Читал написанное на бересте: «От Володимира ко Всесмыслу как получишь сие брате штоб учинить яко мы учинили в Кыеви того ради шлю попов да Олофа со дружинники челом бью пожалуй исполни государь».
Попы-то вон, в горнице, да что с них: немы, безгласны, за брашно не садятся.
Легко молвить: исполни…
Старцы по зову Телигину сходились во мраке.
Семь лесных троп вели к тому заветному урочищу, где в незапамятное время дуб стоял, из коего еще пращурами рублен был и сотворен пораженный ночной грозою Перун. Пень от него остался черный, на нем в полуденный час две змейки-гадючки на солнышке грелись, уползая ночью в подземное царство.

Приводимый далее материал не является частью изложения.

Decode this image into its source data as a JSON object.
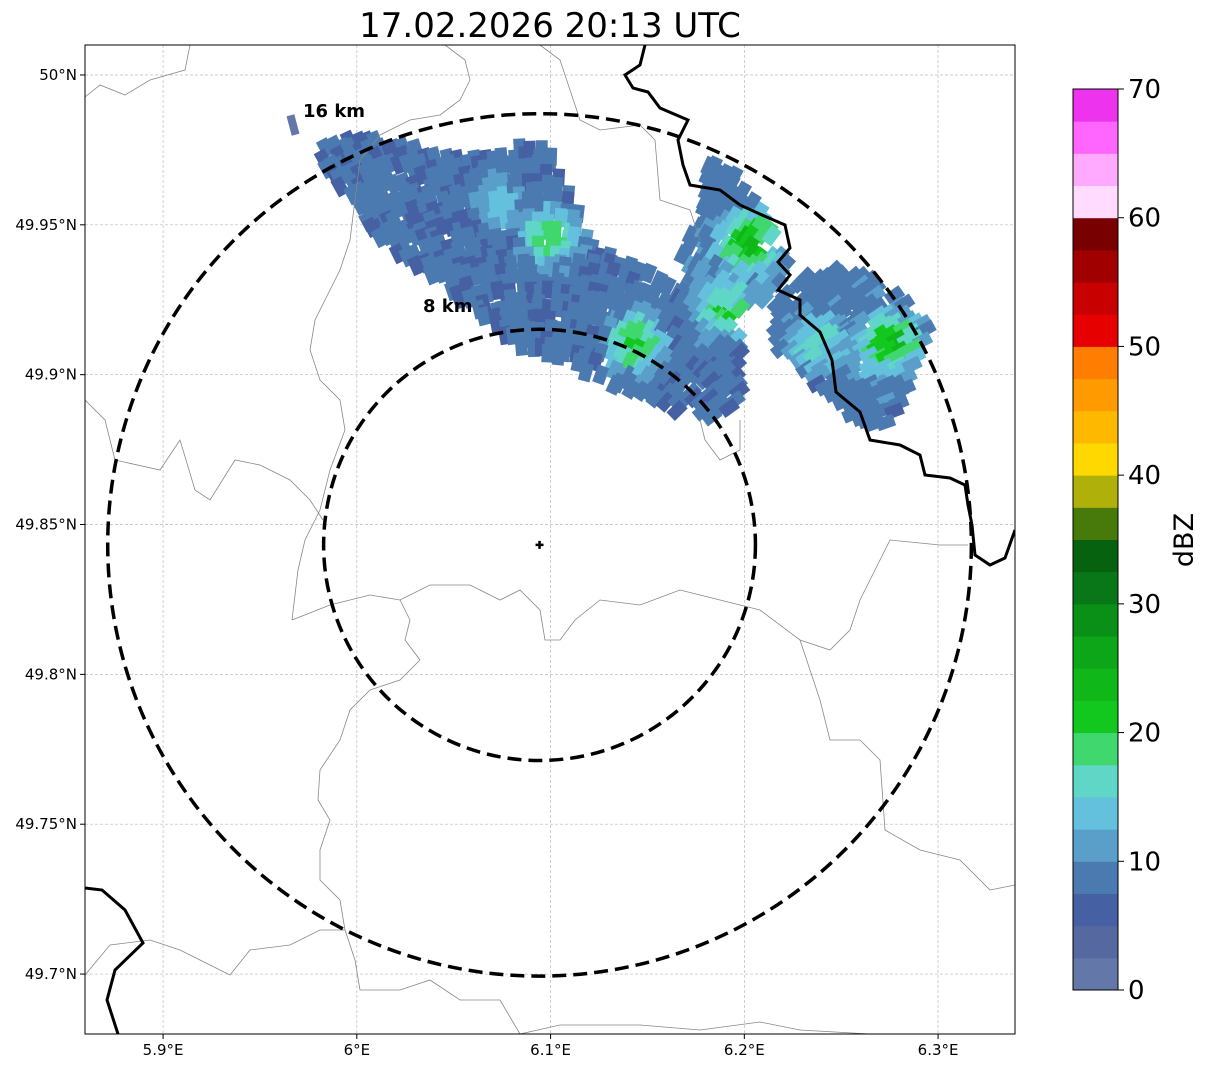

В урочище волхв ожидал семерых. Жег малое огнище, тлела, чадила чага, горьким дымом отгоняя гнус. Медведь, волк, вепрь шли стороной, страшась огня.
На Телигин дым семеро старцев вышли, сели округ пня. И сказал старый волхв:
– Нуте, старчество?
Тихо было, лишь цапля кричала в бочажине у озера. Старцы молчали, думали. Белые рубахи, белые бороды с прозеленью, седые. В колпаках из волчьих голов, что семеро волчищ, сидели у огнища беззвучно. А время шло в тишине: не скрыпели колеса, быки не ревели, погонщик бичом не хлопал, а звездный Воз за полночь перевалил.
– Нуте же? – вопросил Телига. – Что делать станем? И что будет?
Все поглядели на старейшего. Старчище Рахта древен, древнейший. С Вольгом-князем на Цареград сплывал. Ингваря пестал. Он сказал:
– А ништо. Как великий князь похощет, так и будет. Капище, чую, утресь зорить почнут. Придется, видно, дети, кресту поклониться…
– Рахта! Рахта! – закричал, заплакал Телига. – А ветры Стрибожьи? А воины Световидовы? А звери Велесовы? Покорятся ль?
Усмешкой раздвинул Рахта зеленые от древности усы.
– Ништо, брате. Ништо. Покорятся. Пеньки ведь.
– Пеньки-и?! Эй, Рахта!
В великой скорби воздел руки Телига.
– Но вы-то, старцы, – вскричал, – вы-то? Ужель падете ниц? Ужель у врат капища не станете?
Чадила чага. Сова ухала. Ветер гулко дохнул в вершинах дерев.
– Нет, – промолвил старец Горуха. – Не станем. Нам с князем жить.
И пятеро сказали, что отрубили: нет.